La situazione della scuola in Italia, lo sappiamo, è caratterizzata da una profonda ingiustizia: la libertà di scelta educativa, garantita dalla Costituzione, è nei fatti agita solo da chi dispone di risorse economiche che gli consentono di pagare una retta. Dall’altra parte anche i Gestori delle scuole pubbliche paritarie vivono l’ingiustizia di dover chiedere una retta e di dover pagare ai propri docenti uno stipendio inferiore rispetto alla scuola pubblica statale. Lo stipendio inferiore è conseguenza di logiche di amministrazione: le rette degli studenti non possono coprire le spese. Allora intervengono le Congregazioni cui le scuole appartengono. Ma fino a quando lo potranno fare? La pandemia ce lo ha fatto capire chiaramente: tante scuole pubbliche paritarie, soprattutto al Centro e al Sud, hanno chiuso i battenti perché lo sforzo economico non poteva più essere sostenuto. E così il pluralismo educativo è scomparso proprio in quei territori dove più vivo è il bisogno di educazione e formazione. Al Nord la situazione è diversa, anche grazie alle diverse forme di aiuto alle famiglie provenienti dalle Istituzioni (Regioni in primis) nel sostenere le spese scolastiche sostenute dalle famiglie per i figli, sia che questi ultimi frequentino una scuola statale sia che frequentino una scuola paritaria. E i risultati positivi sono sotto gli occhi di tutti: risultati Invalsi, tenuta sociale, economia. Dove il pluralismo educativo non è garantito, il genitore si deve accontentare. E chi si accontenta vive la situazione con un senso di insoddisfazione che, prima o poi, esploderà.

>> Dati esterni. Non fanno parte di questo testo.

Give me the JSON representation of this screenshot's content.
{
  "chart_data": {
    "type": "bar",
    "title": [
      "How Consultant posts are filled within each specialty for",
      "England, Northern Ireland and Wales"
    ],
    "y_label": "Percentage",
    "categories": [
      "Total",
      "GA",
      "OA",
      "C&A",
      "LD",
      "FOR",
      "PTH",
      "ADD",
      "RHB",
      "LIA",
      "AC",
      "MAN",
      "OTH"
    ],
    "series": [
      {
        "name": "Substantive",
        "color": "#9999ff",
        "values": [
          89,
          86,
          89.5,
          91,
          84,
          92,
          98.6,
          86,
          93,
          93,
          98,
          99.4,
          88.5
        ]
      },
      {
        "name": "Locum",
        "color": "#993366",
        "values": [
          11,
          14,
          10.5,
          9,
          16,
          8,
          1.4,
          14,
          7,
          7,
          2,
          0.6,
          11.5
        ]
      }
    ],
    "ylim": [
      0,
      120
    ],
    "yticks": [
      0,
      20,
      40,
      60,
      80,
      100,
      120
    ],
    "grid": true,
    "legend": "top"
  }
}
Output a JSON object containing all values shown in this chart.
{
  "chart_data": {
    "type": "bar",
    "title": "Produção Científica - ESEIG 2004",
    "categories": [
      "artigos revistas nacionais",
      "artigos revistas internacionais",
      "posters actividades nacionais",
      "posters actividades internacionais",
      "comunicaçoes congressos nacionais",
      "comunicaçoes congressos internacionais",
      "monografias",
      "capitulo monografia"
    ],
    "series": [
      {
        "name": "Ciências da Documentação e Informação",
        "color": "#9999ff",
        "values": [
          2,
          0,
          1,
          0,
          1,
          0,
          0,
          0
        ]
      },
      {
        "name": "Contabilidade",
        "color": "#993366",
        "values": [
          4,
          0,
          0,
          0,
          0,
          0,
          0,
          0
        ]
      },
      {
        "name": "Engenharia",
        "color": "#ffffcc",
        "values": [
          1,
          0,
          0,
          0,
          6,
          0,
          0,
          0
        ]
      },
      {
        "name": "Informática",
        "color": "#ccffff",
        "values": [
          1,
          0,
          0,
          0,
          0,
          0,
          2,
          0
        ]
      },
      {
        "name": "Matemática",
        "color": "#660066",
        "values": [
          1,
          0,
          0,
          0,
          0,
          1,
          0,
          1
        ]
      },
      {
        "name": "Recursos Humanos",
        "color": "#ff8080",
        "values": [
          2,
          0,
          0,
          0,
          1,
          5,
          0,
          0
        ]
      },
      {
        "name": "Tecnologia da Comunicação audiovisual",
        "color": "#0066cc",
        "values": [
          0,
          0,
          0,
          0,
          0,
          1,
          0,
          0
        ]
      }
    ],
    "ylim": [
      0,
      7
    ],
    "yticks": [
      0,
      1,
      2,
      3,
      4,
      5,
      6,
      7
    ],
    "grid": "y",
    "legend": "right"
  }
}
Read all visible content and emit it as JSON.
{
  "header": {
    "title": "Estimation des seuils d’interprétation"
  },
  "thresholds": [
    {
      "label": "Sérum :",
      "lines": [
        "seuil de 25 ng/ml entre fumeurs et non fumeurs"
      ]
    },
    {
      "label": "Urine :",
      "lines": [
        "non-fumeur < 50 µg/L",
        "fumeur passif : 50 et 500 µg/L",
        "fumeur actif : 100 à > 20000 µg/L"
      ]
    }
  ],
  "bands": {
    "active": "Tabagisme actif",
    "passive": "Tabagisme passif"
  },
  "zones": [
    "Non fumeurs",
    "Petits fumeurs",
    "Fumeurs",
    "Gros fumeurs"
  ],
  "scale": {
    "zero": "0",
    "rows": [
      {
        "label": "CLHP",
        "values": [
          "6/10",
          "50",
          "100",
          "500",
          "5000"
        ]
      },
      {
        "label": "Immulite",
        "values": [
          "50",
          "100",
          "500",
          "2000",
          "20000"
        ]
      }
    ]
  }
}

Allora da una scuola libera nasce il cittadino libero, aperto, responsabile. La nostra società ha urgente bisogno di una rinascita culturale, di nuove visioni, di aperture: la nostra società ha bisogno di idee, ha bisogno di cittadini che abbattano i muri dell’ideologia. E la scuola è stata per anni, e in parte lo è ancora, feudo dell’ideologia. Molto, va riconosciuto, è stato fatto grazie all’intelligenza dei ministri Giannini, Fedele e, ultimo, il prof. Bianchi. Ora, però, è giunto il momento di compiere il passo decisivo verso la riforma delle riforme: garantire la libertà di scelta educativa, attraverso lo strumento del costo standard, ai genitori italiani. In questo modo enormi risorse saranno liberate dalla morsa dello spreco, della burocrazia soffocante e la scuola italiana andrà verso un reale cambiamento: la scuola statale verso una reale autonomia, la scuola paritaria verso una reale libertà. E se cambia la scuola, cambiano i cittadini, cambia la società. La scuola nel dopoguerra è stata vista come strumento di cambiamento: certo, così è stato. Dall’altra parte, però, non possiamo non riconoscere che la scuola, a partire dagli anni settanta, è stata trasformata in feudo, ora del partito, ora del sindacato, ora della burocrazia. Queste logiche divisive devono scomparire: sulla scuola devono convergere tutte le forze politiche, sempre che siano effettivamente interessate al bene dei cittadini.